In their diversity and their wisdom and their unconditional
acceptance. I didn’t send out an SOS or
a MAYDAY or even pick up the phone. It
just happened. One day I woke up and my
ship was being salvaged by the most remarkable women on the planet. I had never felt so empowered before. I had never felt so loved. I had never felt so confident. All because a random collection of women took
a chance on loving me when I couldn’t even find value in myself.
Which brings me to my point:
Confidence. Confidence is a very arbitrary
term. Not to be confused with narcissism,
confidence is the belief in self, purpose, and action. Confidence gives us the strength to stand up
for good and defend against evil.
Without confidence, we can’t value anything. And as women, we can’t value ourselves. Without self-worth, we leave ourselves
vulnerable to people who will manipulate, violate and prey on us. I would like
to say that I find that heart wrenching, but to be quite honest, I am beyond sorrow. The
truth is I find this unacceptable.
When bad things happen in our communities, we so often shake
our heads or wonder what happened to humanity or lock our doors and try to look
the other way. But I have seen so many
ugly things happen in my community over the last several years, that I would be
remiss to only sit in disbelief or question or values. And I refuse to lock my doors. I will not live in fear. I can’t stop bad people from doing bad
things, but I can give voice and purpose to people who have been abused and
mistreated. That voice only comes with
confidence.
I keep hearing about assholes and bullies and predators
taking advantage of people they perceive to be weaker than they are. There are so many stories about women being
violated and we would rather address the question the validity of the victim
than that of the accused. And you wonder
why women don’t have to confidence to speak up when they have been harmed? It’s because women believe that when they
have been victimized, they are still villains.

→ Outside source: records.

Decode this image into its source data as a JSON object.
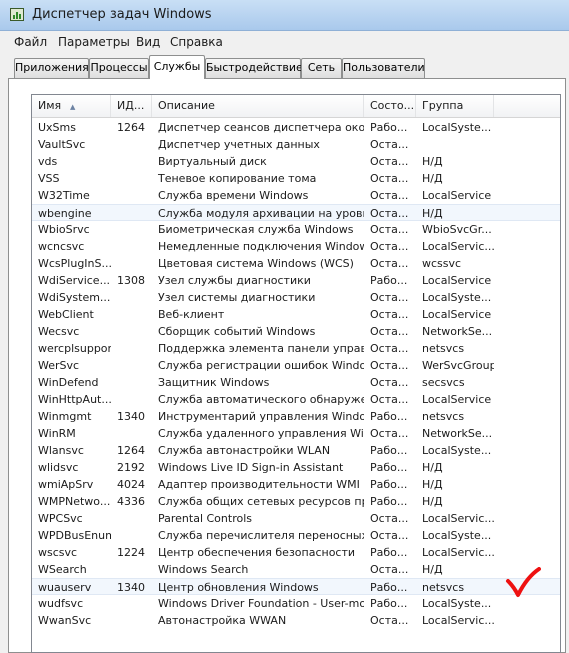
{
  "window": {
    "title": "Диспетчер задач Windows"
  },
  "menu": {
    "items": [
      "Файл",
      "Параметры",
      "Вид",
      "Справка"
    ]
  },
  "tabs": [
    {
      "label": "Приложения"
    },
    {
      "label": "Процессы"
    },
    {
      "label": "Службы"
    },
    {
      "label": "Быстродействие"
    },
    {
      "label": "Сеть"
    },
    {
      "label": "Пользователи"
    }
  ],
  "active_tab": "Службы",
  "columns": [
    "Имя",
    "ИД...",
    "Описание",
    "Состо...",
    "Группа"
  ],
  "sort_column": "Имя",
  "rows": [
    {
      "name": "UxSms",
      "pid": "1264",
      "desc": "Диспетчер сеансов диспетчера око...",
      "status": "Рабо...",
      "group": "LocalSyste..."
    },
    {
      "name": "VaultSvc",
      "pid": "",
      "desc": "Диспетчер учетных данных",
      "status": "Оста...",
      "group": ""
    },
    {
      "name": "vds",
      "pid": "",
      "desc": "Виртуальный диск",
      "status": "Оста...",
      "group": "Н/Д"
    },
    {
      "name": "VSS",
      "pid": "",
      "desc": "Теневое копирование тома",
      "status": "Оста...",
      "group": "Н/Д"
    },
    {
      "name": "W32Time",
      "pid": "",
      "desc": "Служба времени Windows",
      "status": "Оста...",
      "group": "LocalService"
    },
    {
      "name": "wbengine",
      "pid": "",
      "desc": "Служба модуля архивации на уровн...",
      "status": "Оста...",
      "group": "Н/Д"
    },
    {
      "name": "WbioSrvc",
      "pid": "",
      "desc": "Биометрическая служба Windows",
      "status": "Оста...",
      "group": "WbioSvcGr..."
    },
    {
      "name": "wcncsvc",
      "pid": "",
      "desc": "Немедленные подключения Window...",
      "status": "Оста...",
      "group": "LocalServic..."
    },
    {
      "name": "WcsPlugInS...",
      "pid": "",
      "desc": "Цветовая система Windows (WCS)",
      "status": "Оста...",
      "group": "wcssvc"
    },
    {
      "name": "WdiService...",
      "pid": "1308",
      "desc": "Узел службы диагностики",
      "status": "Рабо...",
      "group": "LocalService"
    },
    {
      "name": "WdiSystem...",
      "pid": "",
      "desc": "Узел системы диагностики",
      "status": "Оста...",
      "group": "LocalSyste..."
    },
    {
      "name": "WebClient",
      "pid": "",
      "desc": "Веб-клиент",
      "status": "Оста...",
      "group": "LocalService"
    },
    {
      "name": "Wecsvc",
      "pid": "",
      "desc": "Сборщик событий Windows",
      "status": "Оста...",
      "group": "NetworkSe..."
    },
    {
      "name": "wercplsupport",
      "pid": "",
      "desc": "Поддержка элемента панели управл...",
      "status": "Оста...",
      "group": "netsvcs"
    },
    {
      "name": "WerSvc",
      "pid": "",
      "desc": "Служба регистрации ошибок Windows",
      "status": "Оста...",
      "group": "WerSvcGroup"
    },
    {
      "name": "WinDefend",
      "pid": "",
      "desc": "Защитник Windows",
      "status": "Оста...",
      "group": "secsvcs"
    },
    {
      "name": "WinHttpAut...",
      "pid": "",
      "desc": "Служба автоматического обнаруже...",
      "status": "Оста...",
      "group": "LocalService"
    },
    {
      "name": "Winmgmt",
      "pid": "1340",
      "desc": "Инструментарий управления Windows",
      "status": "Рабо...",
      "group": "netsvcs"
    },
    {
      "name": "WinRM",
      "pid": "",
      "desc": "Служба удаленного управления Win...",
      "status": "Оста...",
      "group": "NetworkSe..."
    },
    {
      "name": "Wlansvc",
      "pid": "1264",
      "desc": "Служба автонастройки WLAN",
      "status": "Рабо...",
      "group": "LocalSyste..."
    },
    {
      "name": "wlidsvc",
      "pid": "2192",
      "desc": "Windows Live ID Sign-in Assistant",
      "status": "Рабо...",
      "group": "Н/Д"
    },
    {
      "name": "wmiApSrv",
      "pid": "4024",
      "desc": "Адаптер производительности WMI",
      "status": "Рабо...",
      "group": "Н/Д"
    },
    {
      "name": "WMPNetwo...",
      "pid": "4336",
      "desc": "Служба общих сетевых ресурсов пр...",
      "status": "Рабо...",
      "group": "Н/Д"
    },
    {
      "name": "WPCSvc",
      "pid": "",
      "desc": "Parental Controls",
      "status": "Оста...",
      "group": "LocalServic..."
    },
    {
      "name": "WPDBusEnum",
      "pid": "",
      "desc": "Служба перечислителя переносных ...",
      "status": "Оста...",
      "group": "LocalSyste..."
    },
    {
      "name": "wscsvc",
      "pid": "1224",
      "desc": "Центр обеспечения безопасности",
      "status": "Рабо...",
      "group": "LocalServic..."
    },
    {
      "name": "WSearch",
      "pid": "",
      "desc": "Windows Search",
      "status": "Оста...",
      "group": "Н/Д"
    },
    {
      "name": "wuauserv",
      "pid": "1340",
      "desc": "Центр обновления Windows",
      "status": "Рабо...",
      "group": "netsvcs"
    },
    {
      "name": "wudfsvc",
      "pid": "",
      "desc": "Windows Driver Foundation - User-mo...",
      "status": "Рабо...",
      "group": "LocalSyste..."
    },
    {
      "name": "WwanSvc",
      "pid": "",
      "desc": "Автонастройка WWAN",
      "status": "Оста...",
      "group": "LocalServic..."
    }
  ],
  "hover_rows": [
    "wbengine",
    "wuauserv"
  ],
  "annotation": {
    "checkmark_color": "#ee1111"
  }
}
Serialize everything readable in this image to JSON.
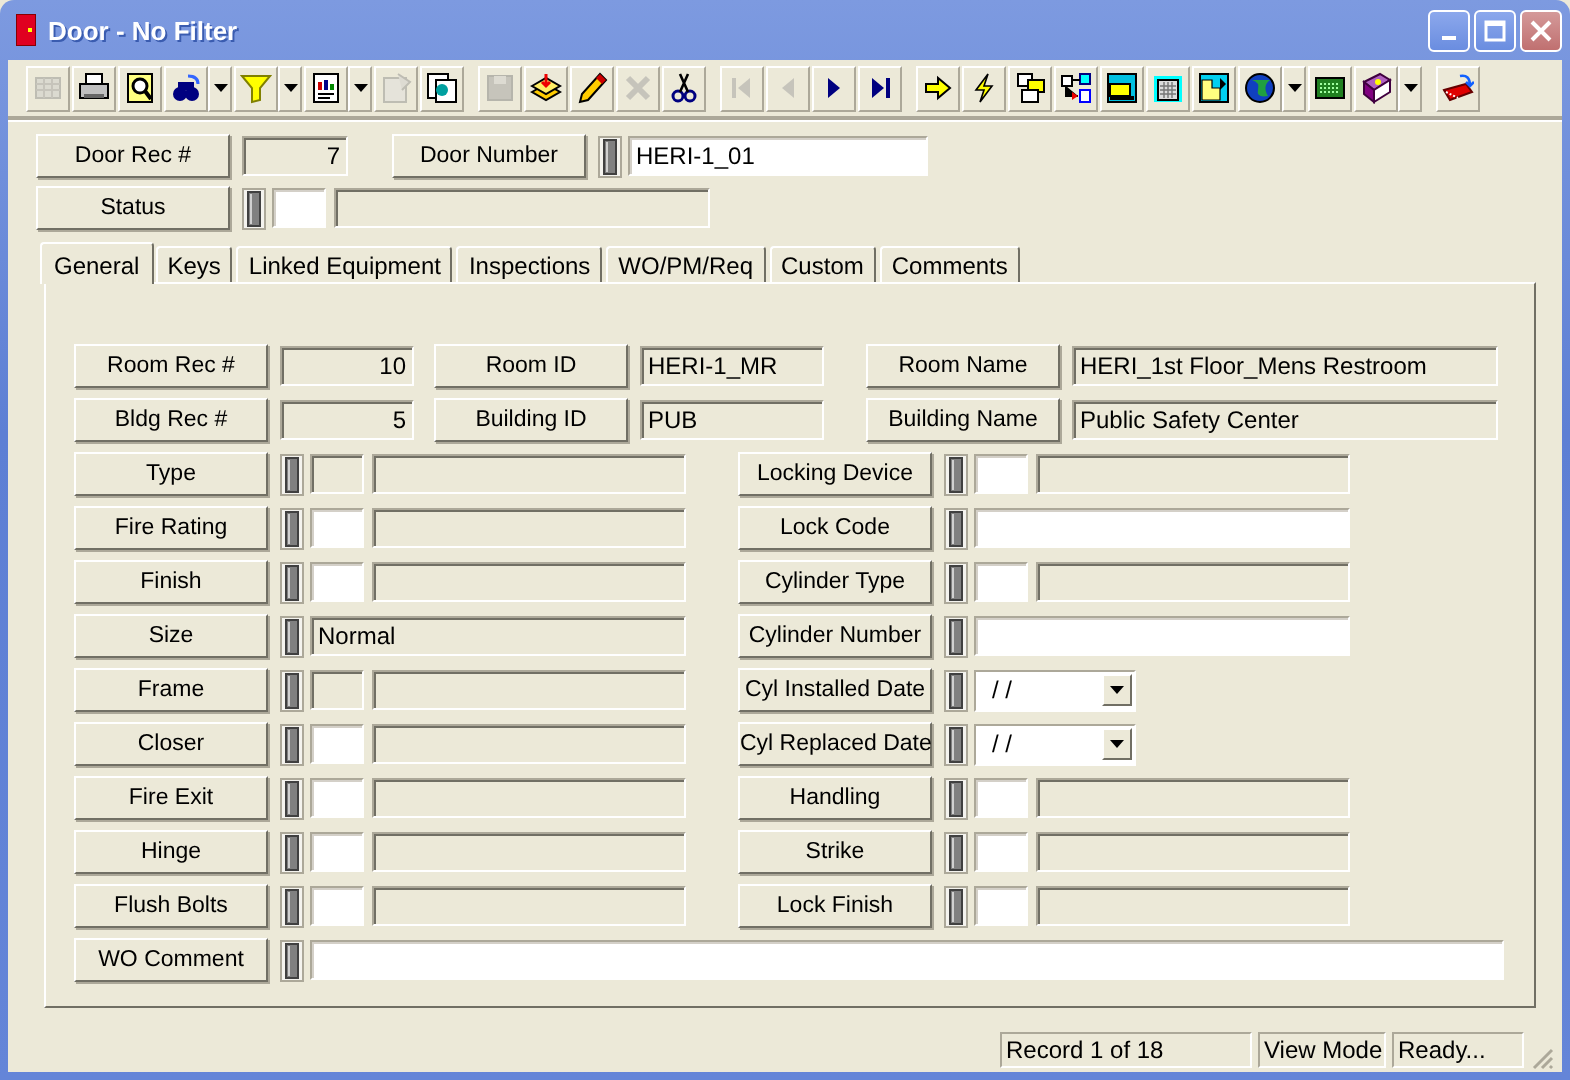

Women believe that “they deserve it.”
Or they are “asking for it.”
Women STILL believe that speaking out against a perpetrator will be more
harmful than living with the abuse. They
believe it because they don’t have enough confidence to know otherwise.
I am so angry with assholes and bullies and predators. But with that that anger, I am also hopeful
that we can counter ugly with something better.
I challenge the young and naïve and insecure with finding beauty and
strength within yourselves. I challenge
my strong, willful sisters to find the beauty and foster courage in a young
woman who may not realize her worth. To
the men in my life who appreciate women with confidence, build in your own daughters
the idea of independence. Even if you
believe you will always be there to defend them…YOU WILL NOT. Teaching your daughters to love and respect themselves
as much as they love and respect others is an impossibility. But teaching your daughters to believe they
are worthy of love and respect is not.
With strength there is beauty. With courage there is justice. With confidence there is power. Believe in yourselves. Please.